Thursday, July 20, 2017

RINGNECK PARAKEETS and Parakeets in General - Small and Smart

There are many different parakeet bird species in the world, all with varying personalities, handling and feeding requirements. Although this makes every parakeet bird species very different, they are also similar in many ways. All parakeets are constantly on the go, curious about their surroundings and always playing with toys or exploring the world around them. Also, they all look very similar - small, colorful birds with long, tapered tails.

Two Rose-ringed Parakeets (also known as the R...
Two Rose-ringed Parakeets (also known as the Ringnecked Parakeet) at Canberra Walk In Aviary, Gold Creek Village, Canberra, Australian Capital Territory, Australia.
(Photo credit: 

Parakeets are easy to take care of because they don't have many specialized requirements, unlike larger parrots that are available as pets. They are also easy to tame and tend to get along with other bird species, making them a good choice for a child's pet. They are also incredibly entertaining, having the ability to learn tricks as well as learn to talk. This can provide endless entertainment for you and guests to your home.

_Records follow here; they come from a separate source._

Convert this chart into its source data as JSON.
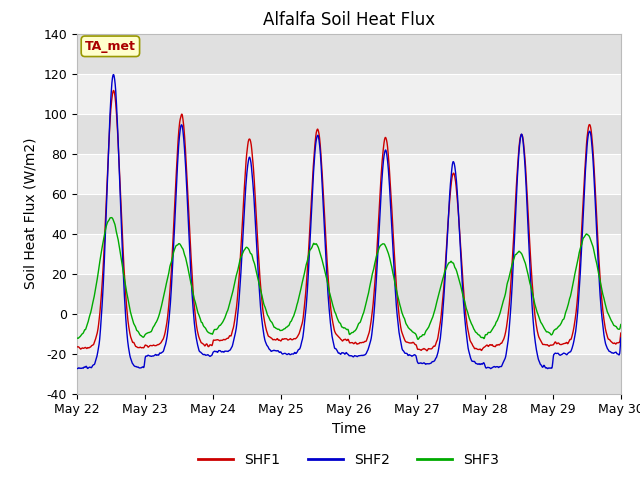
{
  "title": "Alfalfa Soil Heat Flux",
  "xlabel": "Time",
  "ylabel": "Soil Heat Flux (W/m2)",
  "ylim": [
    -40,
    140
  ],
  "yticks": [
    -40,
    -20,
    0,
    20,
    40,
    60,
    80,
    100,
    120,
    140
  ],
  "legend_labels": [
    "SHF1",
    "SHF2",
    "SHF3"
  ],
  "line_colors": [
    "#cc0000",
    "#0000cc",
    "#00aa00"
  ],
  "annotation_text": "TA_met",
  "annotation_color": "#aa0000",
  "annotation_bg": "#ffffcc",
  "annotation_edge": "#999900",
  "plot_bg_light": "#f0f0f0",
  "plot_bg_dark": "#e0e0e0",
  "fig_bg": "#ffffff",
  "days": [
    "May 22",
    "May 23",
    "May 24",
    "May 25",
    "May 26",
    "May 27",
    "May 28",
    "May 29",
    "May 30"
  ],
  "n_points": 2000,
  "peaks_shf1": [
    112,
    100,
    88,
    92,
    88,
    70,
    90,
    95
  ],
  "peaks_shf2": [
    120,
    95,
    78,
    90,
    82,
    76,
    90,
    92
  ],
  "peaks_shf3": [
    48,
    35,
    33,
    35,
    35,
    26,
    31,
    40
  ],
  "troughs_shf1": [
    -17,
    -16,
    -13,
    -13,
    -15,
    -18,
    -16,
    -15
  ],
  "troughs_shf2": [
    -27,
    -21,
    -19,
    -20,
    -21,
    -25,
    -27,
    -20
  ],
  "troughs_shf3": [
    -13,
    -11,
    -9,
    -9,
    -11,
    -13,
    -11,
    -9
  ]
}
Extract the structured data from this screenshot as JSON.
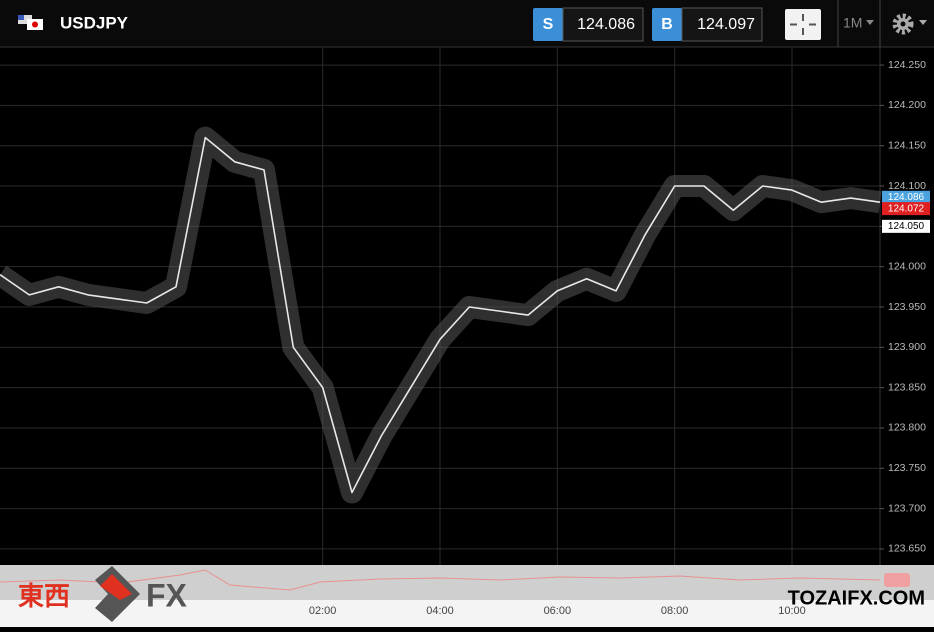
{
  "header": {
    "symbol": "USDJPY",
    "sell": {
      "label": "S",
      "price": "124.086"
    },
    "buy": {
      "label": "B",
      "price": "124.097"
    },
    "timeframe": "1M"
  },
  "chart_data": {
    "type": "line",
    "x": [
      "20:30",
      "21:00",
      "21:30",
      "22:00",
      "22:30",
      "23:00",
      "23:30",
      "00:00",
      "00:30",
      "01:00",
      "01:30",
      "02:00",
      "02:30",
      "03:00",
      "03:30",
      "04:00",
      "04:30",
      "05:00",
      "05:30",
      "06:00",
      "06:30",
      "07:00",
      "07:30",
      "08:00",
      "08:30",
      "09:00",
      "09:30",
      "10:00",
      "10:30",
      "11:00",
      "11:30"
    ],
    "values": [
      123.99,
      123.965,
      123.975,
      123.965,
      123.96,
      123.955,
      123.975,
      124.16,
      124.13,
      124.12,
      123.9,
      123.85,
      123.72,
      123.79,
      123.85,
      123.91,
      123.95,
      123.945,
      123.94,
      123.97,
      123.985,
      123.97,
      124.04,
      124.1,
      124.1,
      124.07,
      124.1,
      124.095,
      124.08,
      124.085,
      124.08
    ],
    "color": "#e8e8e8",
    "xlim": [
      "20:30",
      "11:30"
    ],
    "xticks": [
      "02:00",
      "04:00",
      "06:00",
      "08:00",
      "10:00"
    ],
    "ylim": [
      123.64,
      124.26
    ],
    "yticks": [
      {
        "value": 123.65,
        "label": "123.650"
      },
      {
        "value": 123.7,
        "label": "123.700"
      },
      {
        "value": 123.75,
        "label": "123.750"
      },
      {
        "value": 123.8,
        "label": "123.800"
      },
      {
        "value": 123.85,
        "label": "123.850"
      },
      {
        "value": 123.9,
        "label": "123.900"
      },
      {
        "value": 123.95,
        "label": "123.950"
      },
      {
        "value": 124,
        "label": "124.000"
      },
      {
        "value": 124.05,
        "label": "124.050"
      },
      {
        "value": 124.1,
        "label": "124.100"
      },
      {
        "value": 124.15,
        "label": "124.150"
      },
      {
        "value": 124.2,
        "label": "124.200"
      },
      {
        "value": 124.25,
        "label": "124.250"
      }
    ],
    "grid": true,
    "price_labels": [
      {
        "value": 124.086,
        "label": "124.086",
        "color": "#4aa3df"
      },
      {
        "value": 124.072,
        "label": "124.072",
        "color": "#e02020"
      },
      {
        "value": 124.05,
        "label": "124.050",
        "color": "#ffffff"
      }
    ]
  },
  "watermark": {
    "kanji": "東西",
    "fx": "FX",
    "site": "TOZAIFX.COM"
  }
}
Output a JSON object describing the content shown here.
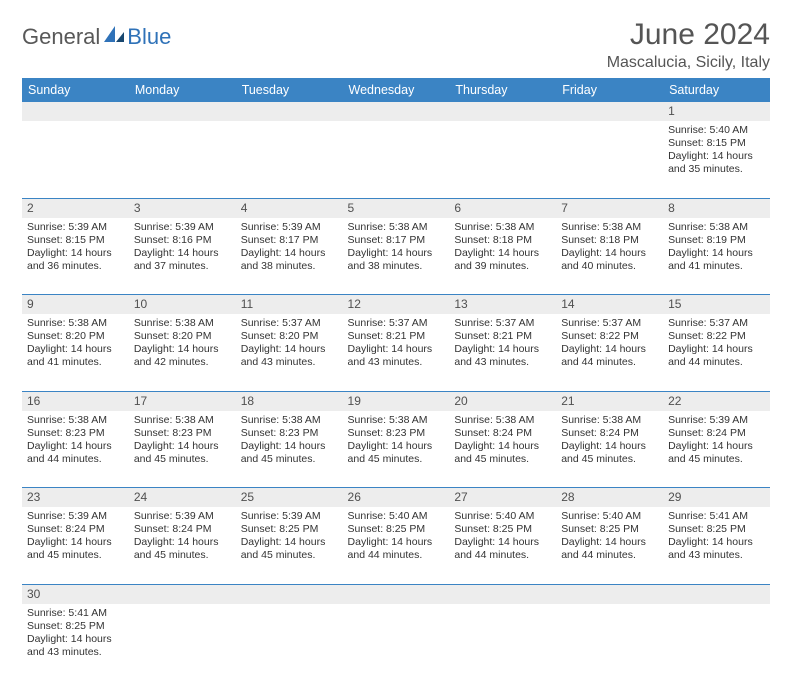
{
  "brand": {
    "part1": "General",
    "part2": "Blue"
  },
  "title": {
    "month": "June 2024",
    "location": "Mascalucia, Sicily, Italy"
  },
  "colors": {
    "header_bg": "#3b84c4",
    "header_fg": "#ffffff",
    "daynum_bg": "#ededed",
    "border": "#3b84c4",
    "text": "#333333",
    "brand_gray": "#585858",
    "brand_blue": "#2f72b8"
  },
  "weekdays": [
    "Sunday",
    "Monday",
    "Tuesday",
    "Wednesday",
    "Thursday",
    "Friday",
    "Saturday"
  ],
  "weeks": [
    {
      "nums": [
        "",
        "",
        "",
        "",
        "",
        "",
        "1"
      ],
      "cells": [
        "",
        "",
        "",
        "",
        "",
        "",
        "Sunrise: 5:40 AM\nSunset: 8:15 PM\nDaylight: 14 hours and 35 minutes."
      ]
    },
    {
      "nums": [
        "2",
        "3",
        "4",
        "5",
        "6",
        "7",
        "8"
      ],
      "cells": [
        "Sunrise: 5:39 AM\nSunset: 8:15 PM\nDaylight: 14 hours and 36 minutes.",
        "Sunrise: 5:39 AM\nSunset: 8:16 PM\nDaylight: 14 hours and 37 minutes.",
        "Sunrise: 5:39 AM\nSunset: 8:17 PM\nDaylight: 14 hours and 38 minutes.",
        "Sunrise: 5:38 AM\nSunset: 8:17 PM\nDaylight: 14 hours and 38 minutes.",
        "Sunrise: 5:38 AM\nSunset: 8:18 PM\nDaylight: 14 hours and 39 minutes.",
        "Sunrise: 5:38 AM\nSunset: 8:18 PM\nDaylight: 14 hours and 40 minutes.",
        "Sunrise: 5:38 AM\nSunset: 8:19 PM\nDaylight: 14 hours and 41 minutes."
      ]
    },
    {
      "nums": [
        "9",
        "10",
        "11",
        "12",
        "13",
        "14",
        "15"
      ],
      "cells": [
        "Sunrise: 5:38 AM\nSunset: 8:20 PM\nDaylight: 14 hours and 41 minutes.",
        "Sunrise: 5:38 AM\nSunset: 8:20 PM\nDaylight: 14 hours and 42 minutes.",
        "Sunrise: 5:37 AM\nSunset: 8:20 PM\nDaylight: 14 hours and 43 minutes.",
        "Sunrise: 5:37 AM\nSunset: 8:21 PM\nDaylight: 14 hours and 43 minutes.",
        "Sunrise: 5:37 AM\nSunset: 8:21 PM\nDaylight: 14 hours and 43 minutes.",
        "Sunrise: 5:37 AM\nSunset: 8:22 PM\nDaylight: 14 hours and 44 minutes.",
        "Sunrise: 5:37 AM\nSunset: 8:22 PM\nDaylight: 14 hours and 44 minutes."
      ]
    },
    {
      "nums": [
        "16",
        "17",
        "18",
        "19",
        "20",
        "21",
        "22"
      ],
      "cells": [
        "Sunrise: 5:38 AM\nSunset: 8:23 PM\nDaylight: 14 hours and 44 minutes.",
        "Sunrise: 5:38 AM\nSunset: 8:23 PM\nDaylight: 14 hours and 45 minutes.",
        "Sunrise: 5:38 AM\nSunset: 8:23 PM\nDaylight: 14 hours and 45 minutes.",
        "Sunrise: 5:38 AM\nSunset: 8:23 PM\nDaylight: 14 hours and 45 minutes.",
        "Sunrise: 5:38 AM\nSunset: 8:24 PM\nDaylight: 14 hours and 45 minutes.",
        "Sunrise: 5:38 AM\nSunset: 8:24 PM\nDaylight: 14 hours and 45 minutes.",
        "Sunrise: 5:39 AM\nSunset: 8:24 PM\nDaylight: 14 hours and 45 minutes."
      ]
    },
    {
      "nums": [
        "23",
        "24",
        "25",
        "26",
        "27",
        "28",
        "29"
      ],
      "cells": [
        "Sunrise: 5:39 AM\nSunset: 8:24 PM\nDaylight: 14 hours and 45 minutes.",
        "Sunrise: 5:39 AM\nSunset: 8:24 PM\nDaylight: 14 hours and 45 minutes.",
        "Sunrise: 5:39 AM\nSunset: 8:25 PM\nDaylight: 14 hours and 45 minutes.",
        "Sunrise: 5:40 AM\nSunset: 8:25 PM\nDaylight: 14 hours and 44 minutes.",
        "Sunrise: 5:40 AM\nSunset: 8:25 PM\nDaylight: 14 hours and 44 minutes.",
        "Sunrise: 5:40 AM\nSunset: 8:25 PM\nDaylight: 14 hours and 44 minutes.",
        "Sunrise: 5:41 AM\nSunset: 8:25 PM\nDaylight: 14 hours and 43 minutes."
      ]
    },
    {
      "nums": [
        "30",
        "",
        "",
        "",
        "",
        "",
        ""
      ],
      "cells": [
        "Sunrise: 5:41 AM\nSunset: 8:25 PM\nDaylight: 14 hours and 43 minutes.",
        "",
        "",
        "",
        "",
        "",
        ""
      ]
    }
  ]
}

Ringneck parakeets or rose-ringed parakeets are easily tamed and trained choices for a household pet. They are naturally green in color with red beaks and the males have a black and rose colored ring around their necks (hence the name 'rose-ringed parakeets'). However, it is possible to obtain different colored ring neck parakeets that have been specially bred such as the blue and cinnamon ringneck.

The only downside of ringneck parakeets is that they need a lot of attention as they tend to get moody and nippy if you don't handle them daily. If your once gentle bird turns into a biting menace, resist your first instinct to be aggressive back as this will only encourage it to bite more. Instead, ignore it and be gentle so that it realizes that you aren't a threat to its existence.

Their intelligence causes them to become bored easily and when they are bored, ring neck parakeets chew things. Thus, it is important to provide them with toys and other suitable objects to chew on or else you run the risk of them destroying something that you value.